Thanks to a network of nerve cells, called neurons, when you touch something hot, you pull your hand away very quickly. These cells instantaneously carry the signal from your fingertips to your brain using electrical and chemical signals. Neurons can be very small or very long. Giraffes have neurons which are almost fifteen feet long, but they are so thin that they can only be seen under a microscope.

Branching dendrites on nerve cells carry information to the neuron’s cell body, which transmits a signal to the axon. An electrical signal travels across the axon to the synaptic terminal, which then sends a chemical signal to nearby neurons. The chemical signal moves across a small gap to the dendrites of other neurons, which can pass it on to their neighbors.
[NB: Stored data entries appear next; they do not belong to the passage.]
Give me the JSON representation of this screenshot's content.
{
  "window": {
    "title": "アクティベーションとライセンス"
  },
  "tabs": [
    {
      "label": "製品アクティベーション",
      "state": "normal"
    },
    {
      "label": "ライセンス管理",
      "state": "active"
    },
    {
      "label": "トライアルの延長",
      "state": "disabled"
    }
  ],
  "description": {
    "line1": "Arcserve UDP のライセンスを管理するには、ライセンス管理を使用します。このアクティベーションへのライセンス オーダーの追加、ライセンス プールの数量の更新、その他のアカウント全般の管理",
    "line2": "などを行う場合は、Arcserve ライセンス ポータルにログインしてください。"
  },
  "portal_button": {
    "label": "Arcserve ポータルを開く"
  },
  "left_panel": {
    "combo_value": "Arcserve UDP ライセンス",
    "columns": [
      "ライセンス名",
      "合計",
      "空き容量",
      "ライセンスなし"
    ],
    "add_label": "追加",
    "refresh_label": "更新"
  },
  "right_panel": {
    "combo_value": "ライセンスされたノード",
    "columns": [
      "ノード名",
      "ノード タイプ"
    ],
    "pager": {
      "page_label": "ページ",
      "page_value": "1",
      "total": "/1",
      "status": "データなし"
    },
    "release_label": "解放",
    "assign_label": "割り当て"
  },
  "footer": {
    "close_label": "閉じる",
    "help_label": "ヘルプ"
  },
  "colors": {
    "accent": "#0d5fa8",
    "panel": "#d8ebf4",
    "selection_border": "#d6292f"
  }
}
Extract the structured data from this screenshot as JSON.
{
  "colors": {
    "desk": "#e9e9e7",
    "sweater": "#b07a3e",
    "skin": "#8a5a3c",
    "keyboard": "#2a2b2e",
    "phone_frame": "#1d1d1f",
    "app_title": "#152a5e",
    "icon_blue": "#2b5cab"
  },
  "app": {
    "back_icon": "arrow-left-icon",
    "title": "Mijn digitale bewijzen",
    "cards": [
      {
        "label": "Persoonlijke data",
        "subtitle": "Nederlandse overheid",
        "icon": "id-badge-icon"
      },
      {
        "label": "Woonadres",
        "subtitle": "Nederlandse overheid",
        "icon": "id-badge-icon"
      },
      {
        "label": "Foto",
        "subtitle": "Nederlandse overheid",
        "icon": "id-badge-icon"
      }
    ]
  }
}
To study nerve cells under a microscope, tissue must be stained using dyes that are absorbed into the cells. Santiago Ramón y Cajal used a technique called silver impregnation to study nerve cells. In his own words, the method made the cells appear “colored brownish black even to their finest branchlets, standing out with unsurpassable clarity upon a transparent yellow background.” An improved version of the technique, also called the “Golgi Method,” is still used by scientists today.